Ethiopia needs a seaport. Yes! We need a navy not only for trade but also for the region. The existence of an Ethiopian navy is important not only for Ethiopia but also for the region. Ethiopia is a country with a large population, a large army, a large land area and a large economy. Both the Indian Ocean and the Red Sea have become vulnerable to various powers coming from far away. Many powers are coming. Somalia cannot protect the interests of this region on its own. Neither can Eritrea.

If they cooperate with Ethiopia, it is possible to reach an agreement based on mutual interest, not on the pretense that Ethiopia will be the best, but on a regional connection that can be for Somalia, Eritrea and Djibouti. . . . Instead, we are in danger of going through the same pretense that we have been tired of before. . . . Suddenly, it was said that we have agreed with Somaliland. We have agreed just to agree.

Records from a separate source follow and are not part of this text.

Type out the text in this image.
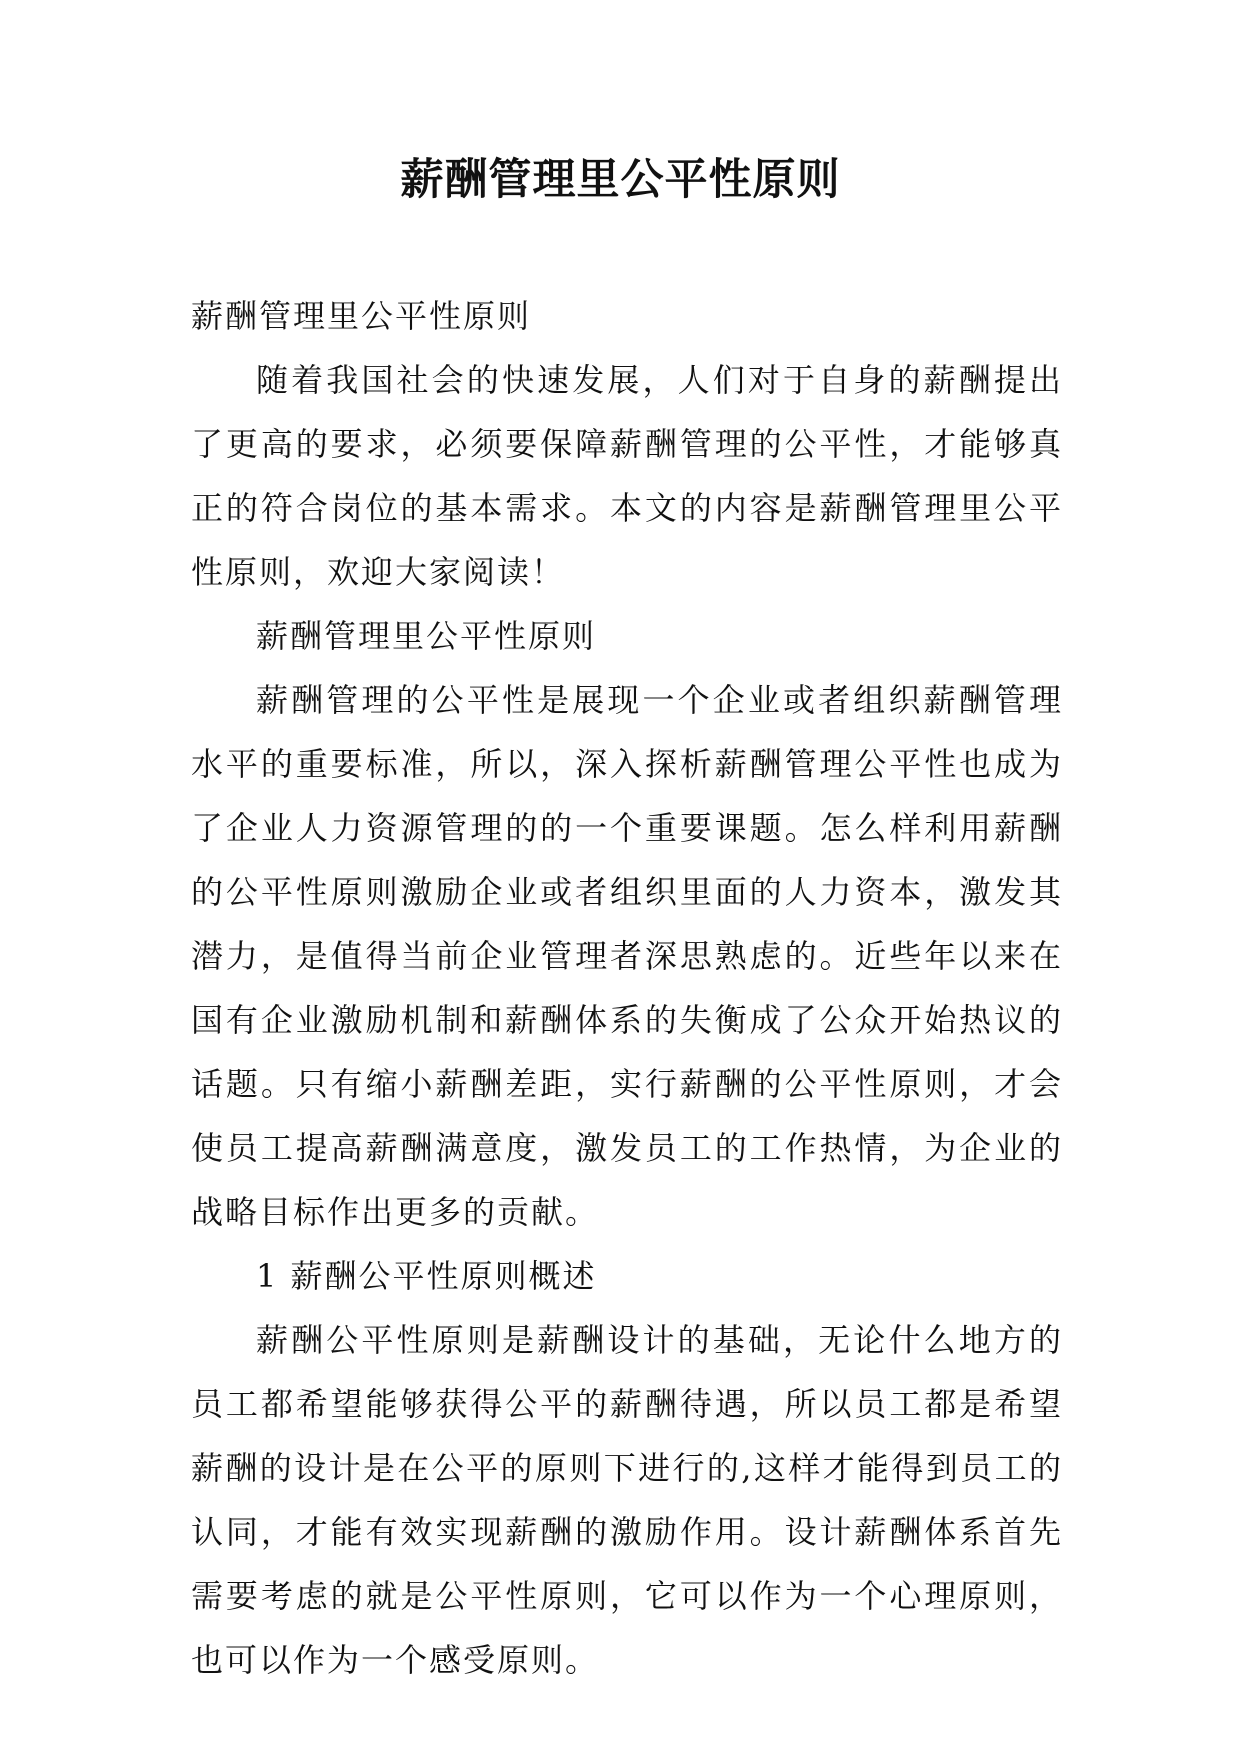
薪酬管理里公平性原则

薪酬管理里公平性原则

随着我国社会的快速发展，人们对于自身的薪酬提出了更高的要求，必须要保障薪酬管理的公平性，才能够真正的符合岗位的基本需求。本文的内容是薪酬管理里公平性原则，欢迎大家阅读！

薪酬管理里公平性原则

薪酬管理的公平性是展现一个企业或者组织薪酬管理水平的重要标准，所以，深入探析薪酬管理公平性也成为了企业人力资源管理的的一个重要课题。怎么样利用薪酬的公平性原则激励企业或者组织里面的人力资本，激发其潜力，是值得当前企业管理者深思熟虑的。近些年以来在国有企业激励机制和薪酬体系的失衡成了公众开始热议的话题。只有缩小薪酬差距，实行薪酬的公平性原则，才会使员工提高薪酬满意度，激发员工的工作热情，为企业的战略目标作出更多的贡献。

1 薪酬公平性原则概述

薪酬公平性原则是薪酬设计的基础，无论什么地方的员工都希望能够获得公平的薪酬待遇，所以员工都是希望薪酬的设计是在公平的原则下进行的,这样才能得到员工的认同，才能有效实现薪酬的激励作用。设计薪酬体系首先需要考虑的就是公平性原则，它可以作为一个心理原则，也可以作为一个感受原则。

To fool the people by saying that Ethiopia has found a port. And the people are sensitive. They want a port. They have ‘misused’ that desire of the people. They humiliated them. Even after they entered, instead of negotiating and finding another way, we got into what was seen. In the world, China and America, the East and the West, agreed with us. They thought of us as a troublesome country. . . . We are being seen as the cause of trouble in the region.

None of the countries in the region have a healthy relationship with the current government in Addis Ababa. . . . As I move around here and actively follow the situation, I feel pain. As a citizen, when you hear what is being said about our country and our leadership, I feel pain. I want to be proud of my country. I want to be proud of my leaders.

Ethiopia needs a capable leader. The power that claims to lead Ethiopia must provide a capable leader for that country and its people. But if it cannot, it must be able to say it cannot, and it is very sad to humiliate the country and itself to this level.

BBC: You currently live in Kenya. Do you have any security concerns living in Ethiopia?

Jawar- It’s not just for fear. First, it’s better for my job here. Second, after I got out of prison, when he went to Erecha, they arrested all my guards.

Then, when we discussed it with many people, including party members, my position at the time was that no matter what, there should be no problem with the current fire because of me.

So these people are trying to make things worse by trying to get me to leave, so I came to Nairobi, thinking, “What’s the best?” But I don’t live here all the time. I work in Europe. I travel around Europe a lot. But Nairobi is a beautiful place. Don’t be jealous!.